I'm pondering what I can do to get rid of the empty feeling. Is there any one thing that really started the ball rolling for anyone?
volunteering somewhere was definitely the first thing that came to my mind. i volunteer every week, and i always feel better afterwards.
i help at my daughters old preschool... the teacher there is very overworked, she works 12 hour days, she does everything herself, she is in her 60's, and i go by friday afternoons to do dishes, clean up, vacuum, and help with the kids in different ways. i dont kill myself or get stressed, just put a little extra energy toward taking some things off her hands. when i can do those dishes or take some menial task off her hands and she is able to do something extra fun with the kids, that feels really good.
recently i helped her catch up on 4 years of back taxes! that was a very big job and i felt very proud when we finished it. it let me prove to myself i can stick with a long, difficult job and complete it, which the n's in my life would never ever let me believe. but i did it, so screw them.
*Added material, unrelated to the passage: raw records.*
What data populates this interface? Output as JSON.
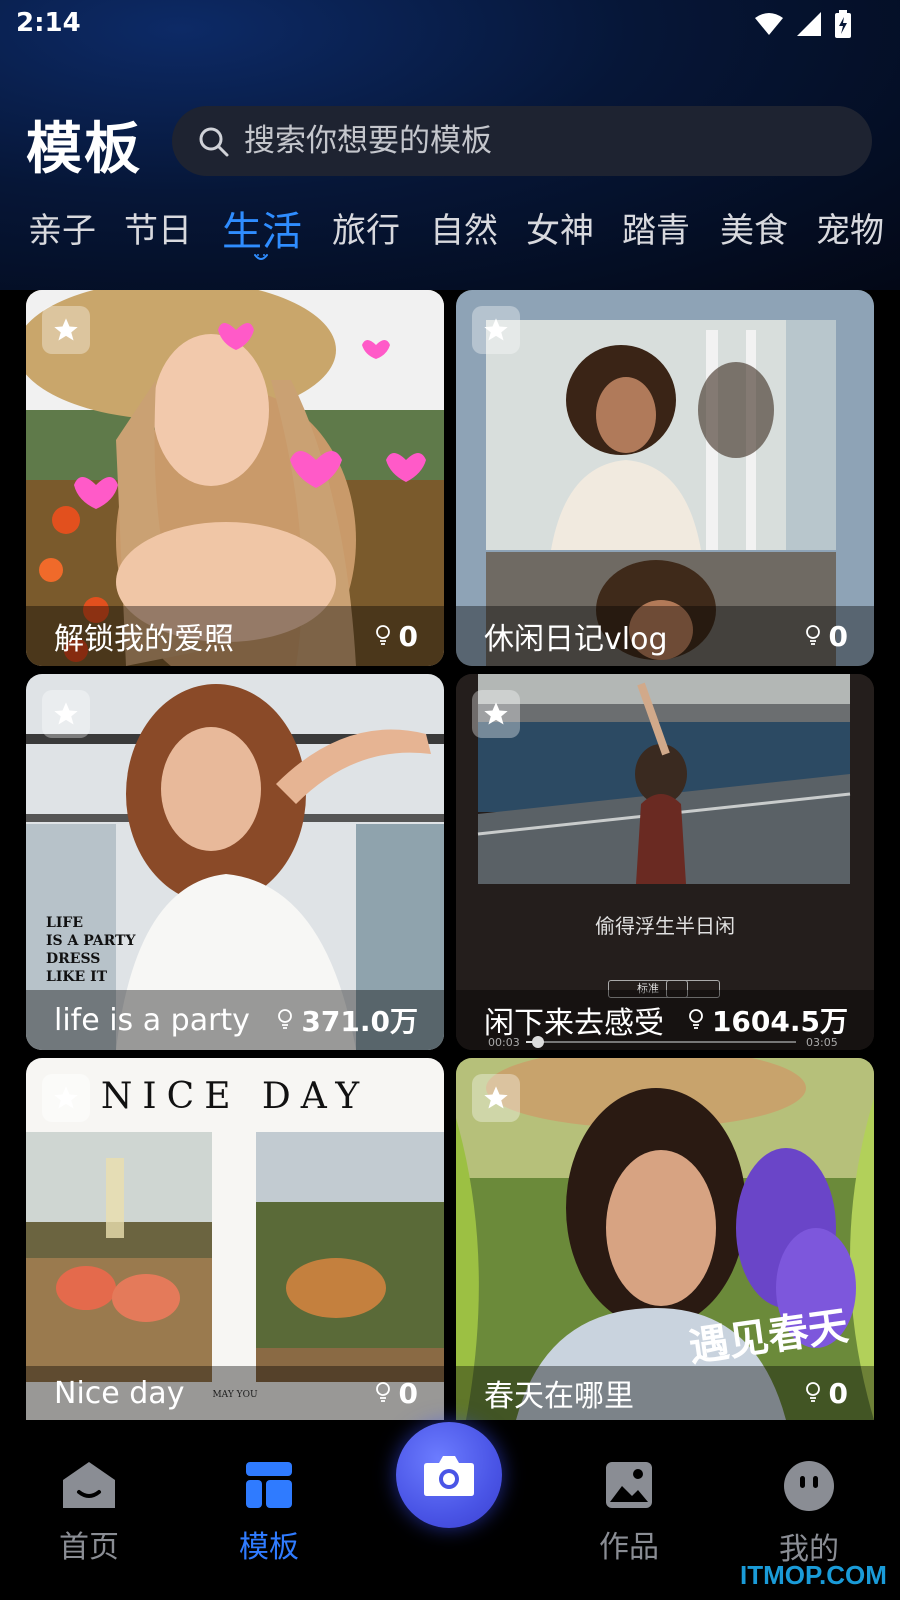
{
  "status_bar": {
    "time": "2:14"
  },
  "header": {
    "title": "模板",
    "search_placeholder": "搜索你想要的模板"
  },
  "categories": [
    {
      "label": "亲子"
    },
    {
      "label": "节日"
    },
    {
      "label": "生活",
      "active": true
    },
    {
      "label": "旅行"
    },
    {
      "label": "自然"
    },
    {
      "label": "女神"
    },
    {
      "label": "踏青"
    },
    {
      "label": "美食"
    },
    {
      "label": "宠物"
    }
  ],
  "templates": [
    {
      "title": "解锁我的爱照",
      "likes": "0"
    },
    {
      "title": "休闲日记vlog",
      "likes": "0"
    },
    {
      "title": "life is a party",
      "likes": "371.0万",
      "overlay_text": [
        "LIFE",
        "IS A PARTY",
        "DRESS",
        "LIKE IT"
      ]
    },
    {
      "title": "闲下来去感受",
      "likes": "1604.5万",
      "subtitle": "偷得浮生半日闲",
      "player": {
        "quality": "标准",
        "elapsed": "00:03",
        "total": "03:05",
        "progress": 0.03
      }
    },
    {
      "title": "Nice day",
      "likes": "0",
      "heading": "NICE DAY",
      "footer": "MAY YOU"
    },
    {
      "title": "春天在哪里",
      "likes": "0",
      "overlay_text": "遇见春天"
    }
  ],
  "bottom_nav": {
    "home": "首页",
    "templates": "模板",
    "works": "作品",
    "profile": "我的"
  },
  "watermark": "ITMOP.COM",
  "colors": {
    "accent": "#2f7bff",
    "fab": "#4a55e6"
  }
}
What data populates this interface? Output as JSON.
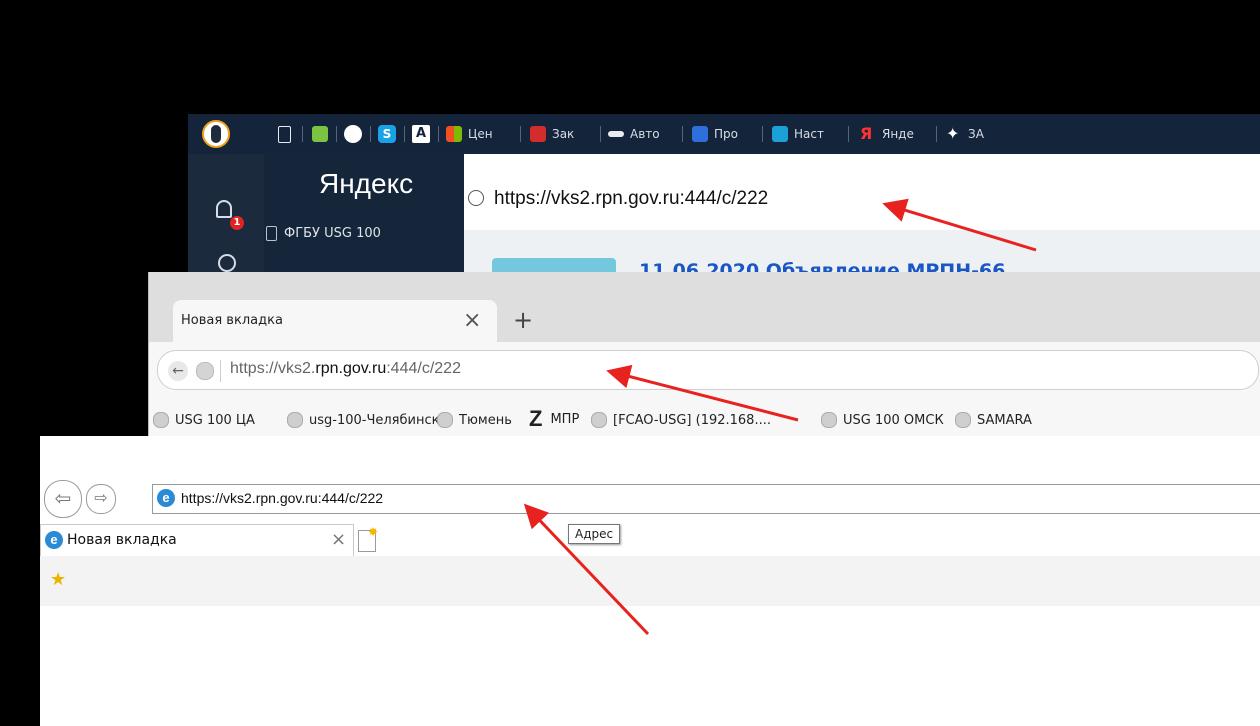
{
  "yandex": {
    "bookmarks": [
      "Цен",
      "Зак",
      "Авто",
      "Про",
      "Наст",
      "Янде",
      "ЗА"
    ],
    "bookmarks_letter_a": "A",
    "logo": "Яндекс",
    "notification_count": "1",
    "panel_item": "ФГБУ USG 100",
    "address": "https://vks2.rpn.gov.ru:444/c/222",
    "content_heading": "11.06.2020 Объявление МРПН-66"
  },
  "chrome": {
    "tab_title": "Новая вкладка",
    "tab_close": "×",
    "new_tab": "+",
    "back": "←",
    "url_prefix": "https://vks2.",
    "url_host": "rpn.gov.ru",
    "url_suffix": ":444/c/222",
    "bookmarks": [
      "USG 100 ЦА",
      "usg-100-Челябинск",
      "Тюмень",
      "МПР",
      "[FCAO-USG] (192.168....",
      "USG 100 ОМСК",
      "SAMARA"
    ],
    "bookmark_z": "Z"
  },
  "ie": {
    "back": "⇦",
    "forward": "⇨",
    "address": "https://vks2.rpn.gov.ru:444/c/222",
    "tooltip": "Адрес",
    "tab_title": "Новая вкладка",
    "tab_close": "×",
    "e_glyph": "e",
    "favorites_icon": "★"
  }
}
one thing i learned from the classes i took to work with the kids, is that children learn 'mastery' by attempting and completing tasks. you try something, you do it, your confidence increases. thats how people learn. many of us were denied that as children, we dont feel 'mastery' in our lives, but you can still cultivate it by attempting things, completing them, and your confidence will increase, even as an adult.
also my particular 'issue' is that my daughter was taken away..(-by- the n's in my life) and i was accused of being a 'bad mother' which isnt true but its still very painful and VERY empty....... so i can show myself every week in a real way that im perfectly competent with children, that the kids love me, that the teacher trusts me, and im very competent and normal and capable. so its healing on lots of levels. its nice to find something to do that addresses the issue that you have, whatever it is.
i think your right about the sneaky n's being worse.. -much- worse.
i also like taking care of my animals. i rescue animals that are injured and i like doing that. (just small animals, nothing excessive) i also do political and advocacy work for abused women.... women call me and talk to me about how things are awful for them, and i can be helpful to them instead of feeling like crap. so being involved in all that stuff is very healing for me in terms of addressing the 'emptiness' thing. i dont stress over any of that though - i only do it to the extent my health allows. if it stresses me at all, i cut back.
those are some feelings from me about it.